I'm trying to parallelize a code. But I noticed a strange behavior in C++. I simplified the problem to the following: I have a huge array (100M bytes). When I write random data on this data in a single thread it is very faster than running in parallel (for example 10 core).

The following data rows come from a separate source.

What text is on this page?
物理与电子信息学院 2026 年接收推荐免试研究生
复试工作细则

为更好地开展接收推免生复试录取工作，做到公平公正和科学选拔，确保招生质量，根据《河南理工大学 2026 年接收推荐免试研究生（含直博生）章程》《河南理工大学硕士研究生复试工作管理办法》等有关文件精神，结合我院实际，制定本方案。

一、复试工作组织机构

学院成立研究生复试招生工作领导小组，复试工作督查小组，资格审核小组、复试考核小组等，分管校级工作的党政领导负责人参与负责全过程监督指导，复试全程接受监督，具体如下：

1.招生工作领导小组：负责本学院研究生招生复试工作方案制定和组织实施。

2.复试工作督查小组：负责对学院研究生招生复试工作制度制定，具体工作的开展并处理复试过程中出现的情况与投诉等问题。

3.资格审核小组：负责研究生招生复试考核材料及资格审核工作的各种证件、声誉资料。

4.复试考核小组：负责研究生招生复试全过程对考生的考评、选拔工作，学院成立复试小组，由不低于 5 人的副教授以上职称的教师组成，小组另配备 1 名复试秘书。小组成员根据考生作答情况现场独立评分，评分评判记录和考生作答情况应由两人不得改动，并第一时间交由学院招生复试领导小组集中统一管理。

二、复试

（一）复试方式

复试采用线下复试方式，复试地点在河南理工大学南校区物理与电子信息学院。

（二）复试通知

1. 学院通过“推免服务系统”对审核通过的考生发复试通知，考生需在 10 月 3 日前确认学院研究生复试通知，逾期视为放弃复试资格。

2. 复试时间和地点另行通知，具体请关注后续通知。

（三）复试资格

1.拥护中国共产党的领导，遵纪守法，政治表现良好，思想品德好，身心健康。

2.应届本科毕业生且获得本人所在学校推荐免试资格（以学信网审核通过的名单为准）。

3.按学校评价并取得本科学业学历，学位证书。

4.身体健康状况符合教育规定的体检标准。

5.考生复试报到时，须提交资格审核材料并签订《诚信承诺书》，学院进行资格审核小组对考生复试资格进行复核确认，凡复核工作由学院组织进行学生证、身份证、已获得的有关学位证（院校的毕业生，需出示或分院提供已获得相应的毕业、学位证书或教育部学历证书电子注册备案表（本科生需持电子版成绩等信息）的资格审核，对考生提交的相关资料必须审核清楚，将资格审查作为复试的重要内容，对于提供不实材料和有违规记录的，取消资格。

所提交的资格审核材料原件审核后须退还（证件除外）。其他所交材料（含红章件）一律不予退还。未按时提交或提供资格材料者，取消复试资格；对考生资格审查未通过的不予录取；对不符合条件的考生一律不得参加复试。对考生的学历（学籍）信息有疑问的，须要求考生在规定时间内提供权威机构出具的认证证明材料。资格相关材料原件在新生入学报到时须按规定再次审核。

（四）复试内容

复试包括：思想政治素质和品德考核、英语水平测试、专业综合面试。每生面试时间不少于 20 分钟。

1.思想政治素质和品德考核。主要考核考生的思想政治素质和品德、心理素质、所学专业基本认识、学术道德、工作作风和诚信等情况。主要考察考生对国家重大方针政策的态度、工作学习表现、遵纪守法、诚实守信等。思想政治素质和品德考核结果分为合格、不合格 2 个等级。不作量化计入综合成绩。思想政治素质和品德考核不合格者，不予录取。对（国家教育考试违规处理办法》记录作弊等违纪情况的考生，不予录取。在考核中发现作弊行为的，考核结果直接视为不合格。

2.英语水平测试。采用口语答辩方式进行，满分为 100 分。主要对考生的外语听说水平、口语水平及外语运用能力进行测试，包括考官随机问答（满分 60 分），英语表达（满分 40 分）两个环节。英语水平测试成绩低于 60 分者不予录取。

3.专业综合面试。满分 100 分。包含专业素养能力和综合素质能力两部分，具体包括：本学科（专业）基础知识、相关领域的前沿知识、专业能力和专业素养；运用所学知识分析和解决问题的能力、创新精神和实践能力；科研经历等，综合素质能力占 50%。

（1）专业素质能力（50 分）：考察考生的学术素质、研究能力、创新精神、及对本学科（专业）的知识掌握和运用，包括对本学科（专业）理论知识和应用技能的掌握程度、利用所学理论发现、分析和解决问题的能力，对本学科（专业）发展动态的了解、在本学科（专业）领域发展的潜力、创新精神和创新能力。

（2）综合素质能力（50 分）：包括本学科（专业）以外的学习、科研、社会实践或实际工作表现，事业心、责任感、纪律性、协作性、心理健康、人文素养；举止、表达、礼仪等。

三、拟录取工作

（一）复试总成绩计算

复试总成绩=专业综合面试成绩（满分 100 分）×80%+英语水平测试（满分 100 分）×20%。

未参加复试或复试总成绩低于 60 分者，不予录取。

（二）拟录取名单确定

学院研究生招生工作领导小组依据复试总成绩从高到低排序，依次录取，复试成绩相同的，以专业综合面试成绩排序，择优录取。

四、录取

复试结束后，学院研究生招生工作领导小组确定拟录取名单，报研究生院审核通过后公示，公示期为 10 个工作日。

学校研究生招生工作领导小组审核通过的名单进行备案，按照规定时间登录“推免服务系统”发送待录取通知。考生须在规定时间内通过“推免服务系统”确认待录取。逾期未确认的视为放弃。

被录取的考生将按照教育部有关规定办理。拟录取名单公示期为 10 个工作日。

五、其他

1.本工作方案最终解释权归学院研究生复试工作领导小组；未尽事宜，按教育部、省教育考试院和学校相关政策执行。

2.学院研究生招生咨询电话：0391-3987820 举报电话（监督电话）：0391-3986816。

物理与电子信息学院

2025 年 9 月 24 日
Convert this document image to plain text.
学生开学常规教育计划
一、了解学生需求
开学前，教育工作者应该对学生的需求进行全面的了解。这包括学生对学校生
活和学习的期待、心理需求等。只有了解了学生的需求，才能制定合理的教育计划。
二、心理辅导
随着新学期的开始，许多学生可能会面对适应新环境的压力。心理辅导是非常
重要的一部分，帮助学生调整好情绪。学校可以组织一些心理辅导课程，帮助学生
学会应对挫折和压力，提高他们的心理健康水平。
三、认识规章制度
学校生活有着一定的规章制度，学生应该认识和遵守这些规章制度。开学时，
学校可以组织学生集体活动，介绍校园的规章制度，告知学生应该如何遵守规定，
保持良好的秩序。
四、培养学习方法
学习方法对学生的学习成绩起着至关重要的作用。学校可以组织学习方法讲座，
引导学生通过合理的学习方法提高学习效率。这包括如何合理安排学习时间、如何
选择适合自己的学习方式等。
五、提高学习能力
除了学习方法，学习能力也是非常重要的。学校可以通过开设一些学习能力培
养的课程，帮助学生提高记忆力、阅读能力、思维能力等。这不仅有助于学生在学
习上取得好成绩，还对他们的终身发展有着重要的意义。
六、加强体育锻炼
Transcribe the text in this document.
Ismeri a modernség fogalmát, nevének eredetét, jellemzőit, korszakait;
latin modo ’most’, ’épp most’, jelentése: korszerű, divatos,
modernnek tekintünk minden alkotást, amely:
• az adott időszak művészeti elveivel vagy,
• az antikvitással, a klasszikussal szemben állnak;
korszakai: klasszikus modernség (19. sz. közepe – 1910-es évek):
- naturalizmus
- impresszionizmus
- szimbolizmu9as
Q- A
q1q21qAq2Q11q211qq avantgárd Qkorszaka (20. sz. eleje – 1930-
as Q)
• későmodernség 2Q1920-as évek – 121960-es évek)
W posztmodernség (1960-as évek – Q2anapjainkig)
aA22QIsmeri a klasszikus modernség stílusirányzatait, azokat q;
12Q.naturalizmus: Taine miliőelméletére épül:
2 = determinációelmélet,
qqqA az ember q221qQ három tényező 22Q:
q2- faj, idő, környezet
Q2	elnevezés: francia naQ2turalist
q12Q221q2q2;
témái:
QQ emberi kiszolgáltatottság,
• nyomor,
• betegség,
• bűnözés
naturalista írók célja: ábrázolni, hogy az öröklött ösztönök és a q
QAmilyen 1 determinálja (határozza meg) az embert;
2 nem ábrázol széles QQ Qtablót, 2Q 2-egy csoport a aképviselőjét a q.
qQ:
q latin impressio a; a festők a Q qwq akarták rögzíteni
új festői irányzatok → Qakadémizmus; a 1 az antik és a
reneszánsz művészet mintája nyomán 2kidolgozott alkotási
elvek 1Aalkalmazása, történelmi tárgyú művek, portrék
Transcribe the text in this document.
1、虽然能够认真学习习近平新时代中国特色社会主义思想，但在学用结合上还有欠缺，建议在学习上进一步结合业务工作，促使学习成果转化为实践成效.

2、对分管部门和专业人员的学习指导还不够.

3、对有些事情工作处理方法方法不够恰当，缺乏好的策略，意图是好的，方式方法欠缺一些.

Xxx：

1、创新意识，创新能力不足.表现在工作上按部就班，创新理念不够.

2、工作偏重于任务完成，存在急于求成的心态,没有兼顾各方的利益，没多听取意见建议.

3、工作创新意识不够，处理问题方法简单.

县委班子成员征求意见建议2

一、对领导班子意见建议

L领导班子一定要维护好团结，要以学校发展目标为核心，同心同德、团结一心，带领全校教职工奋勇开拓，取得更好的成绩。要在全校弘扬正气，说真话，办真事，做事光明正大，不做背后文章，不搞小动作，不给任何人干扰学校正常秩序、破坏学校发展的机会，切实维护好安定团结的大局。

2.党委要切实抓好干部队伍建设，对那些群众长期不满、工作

I assume that by considering the RAM speed which is more than 1GB/s, there should not be any problem in parallel write on RAM. The code is like this:
#include <iostream>
#include <type_traits>
#include <stdio.h>
#include <stdlib.h>
#include <cstring>
#include <chrono>
#include <thread>
using namespace std;
uint8_t g[16]{1, 2, 3, 4, 5, 6, 7, 8, 9, 11, 12, 13, 14, 15, 10, 1};
uint8_t** data = new uint8_t*[1000];
void test() {
for (int i = 1; i < 100000000; i++) {
int row = rand() % 1000;
int col = rand() % 10000000;
memcpy(&data[row][col], &g[0], 16);
memcpy(&data[row][col + 16], &g[0], 16);
}
}
#define TH 1
int main() {
for (int i = 0; i < 1000; i++) {
data[i] = new uint8_t[10000000];
}
std::chrono::time_point<std::chrono::high_resolution_clock> m_beg = std::chrono::high_resolution_clock::now();
std::thread* workers = new std::thread[TH];
for (int i = 0; i < TH; i++) {
workers[i] = std::thread(&test);
}
for (int i = 0; i < TH; i++) {
workers[i].join();
}
double t = std::chrono::duration_cast<std::chrono::microseconds>(std::chrono::high_resolution_clock::now() - m_beg).count();
cout << t << endl;
}
I compared to settings:
1-TH=1 , test loop counter=100M
2-TH=10, test loop counter=10M
and the result is as follow:
1-10 seconds
2-72 seconds
does anyone have any idea what is the reason?